All Saints is a small village church with an informal yet flexible approach to our Sunday service at 10am. Although the pattern is varied, the style is adapted to the congregation that turns up on the day. Quite often the whole of the congregation can be under 50 years old with a high proportion of children. The only rota that exists at All Saints is “who is bringing the milk for coffee this week”. Long Marston itself is a village of about 250 houses and a pub. Whilst the church can be the coldest place in the village in winter the warmth of welcome from the small congregation is wonderful. There are close links with Long Marston School which is a Voluntary Aided Church School.
We have an open churchyard, a wonderful interior and an historic organ.
Sundays 10 am
This is our main Sunday service. The congregation can vary from 4 to 40. Children are welcome at all of our services. We worship together as a church family and in our own families so there is no Sunday Club. There is coffee and biscuits after the service and we hope you will stay for a chat so we can get to know you.
On the first Sunday we have Sunday Worship
On the second and fourth Sunday we have Holy Communion
On the third Sunday our Worship for All service is likely to have many more people
On the second Sunday at 6 pm we have a Celtic evening prayer. This group keeps in contact through WhatsApp. Call Jane if you'd like to be added to the group
For details of other services across our Team Parish
please see the worship page
We are situated on Station Road at the Wingrave end of the village
In the summer when the ground is hard you can park in the church yard, otherwise you have to park on the road. We are not yet able to keep the church open. We have a toilet. In winter wrap up warm - it can be a little cold. We will give you a warm welcome.
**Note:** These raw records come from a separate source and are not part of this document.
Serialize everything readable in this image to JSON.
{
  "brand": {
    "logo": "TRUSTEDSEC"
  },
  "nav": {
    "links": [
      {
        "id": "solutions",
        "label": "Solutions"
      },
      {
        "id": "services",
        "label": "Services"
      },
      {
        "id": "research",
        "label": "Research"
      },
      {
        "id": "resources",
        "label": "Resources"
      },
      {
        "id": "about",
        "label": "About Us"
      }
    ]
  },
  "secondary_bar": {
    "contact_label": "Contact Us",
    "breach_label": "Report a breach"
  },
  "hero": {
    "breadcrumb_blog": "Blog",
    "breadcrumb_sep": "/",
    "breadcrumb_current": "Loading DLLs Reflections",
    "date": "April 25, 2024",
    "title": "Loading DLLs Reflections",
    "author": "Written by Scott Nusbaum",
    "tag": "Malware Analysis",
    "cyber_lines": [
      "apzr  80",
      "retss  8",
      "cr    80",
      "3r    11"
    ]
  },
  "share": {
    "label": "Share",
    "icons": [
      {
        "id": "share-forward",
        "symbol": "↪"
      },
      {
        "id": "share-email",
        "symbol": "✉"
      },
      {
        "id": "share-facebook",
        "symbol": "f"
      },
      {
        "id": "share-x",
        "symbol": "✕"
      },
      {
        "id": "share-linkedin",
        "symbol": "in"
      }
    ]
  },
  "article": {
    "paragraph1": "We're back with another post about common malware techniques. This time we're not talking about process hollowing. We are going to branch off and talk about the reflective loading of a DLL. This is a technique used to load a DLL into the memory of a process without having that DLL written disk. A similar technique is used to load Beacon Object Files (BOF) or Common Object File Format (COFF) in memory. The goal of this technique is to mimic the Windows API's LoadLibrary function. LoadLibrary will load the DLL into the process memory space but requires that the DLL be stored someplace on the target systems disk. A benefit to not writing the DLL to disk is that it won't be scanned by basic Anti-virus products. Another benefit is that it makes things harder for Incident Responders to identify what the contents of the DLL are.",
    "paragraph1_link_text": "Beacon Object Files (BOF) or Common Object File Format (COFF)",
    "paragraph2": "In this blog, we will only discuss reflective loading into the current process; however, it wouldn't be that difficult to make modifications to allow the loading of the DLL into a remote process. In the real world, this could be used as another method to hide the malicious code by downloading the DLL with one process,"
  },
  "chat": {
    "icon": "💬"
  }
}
The original church of Long Marston was to the west of the village, at the end of Chapel Lane and was pulled down except for its embattled tower, in 1883. The church probably dates back to the twelfth century but when it was pulled down the oldest remaining part was from the 14th century consisting of a Nave, Chancel, south porch and west Tower. When originally built the church had a high pitched roof but this was changed during repairs in the 16th century to a flat pitched one when the final stage of the tower was also built. Architects recommended in 1881 that the site should be abandoned as the church was in a dangerous state due to use of unseasoned oak in the roof and saturation of the foundations by water from lack of gutters and the mote on the northern side.
The present church was built on the north side of the village at a cost of £4000, on land given by the then lord of the manor, Lord Rothschild. The new building was built of stone in a Gothic style, using parts of the old church, including in the north aisle, fifteenth-century piscina and two fourteenth-century windows. The clustered columns, high moulded bases and organ came from Tring Church. The columns at Tring church were replaced by the Victorians as they considered that they were not strong enough.
The new church was consecrated in 1883 but was left unfinished until 1888 due to lack of funds. A church tower on the west side of the church was planed but not built.
In 1898 Lord Rothschild gave to the parish the new cemetery.
In 1906 the church became dangerous due to foundations and the roof giving way, and was closed for two years for repairs.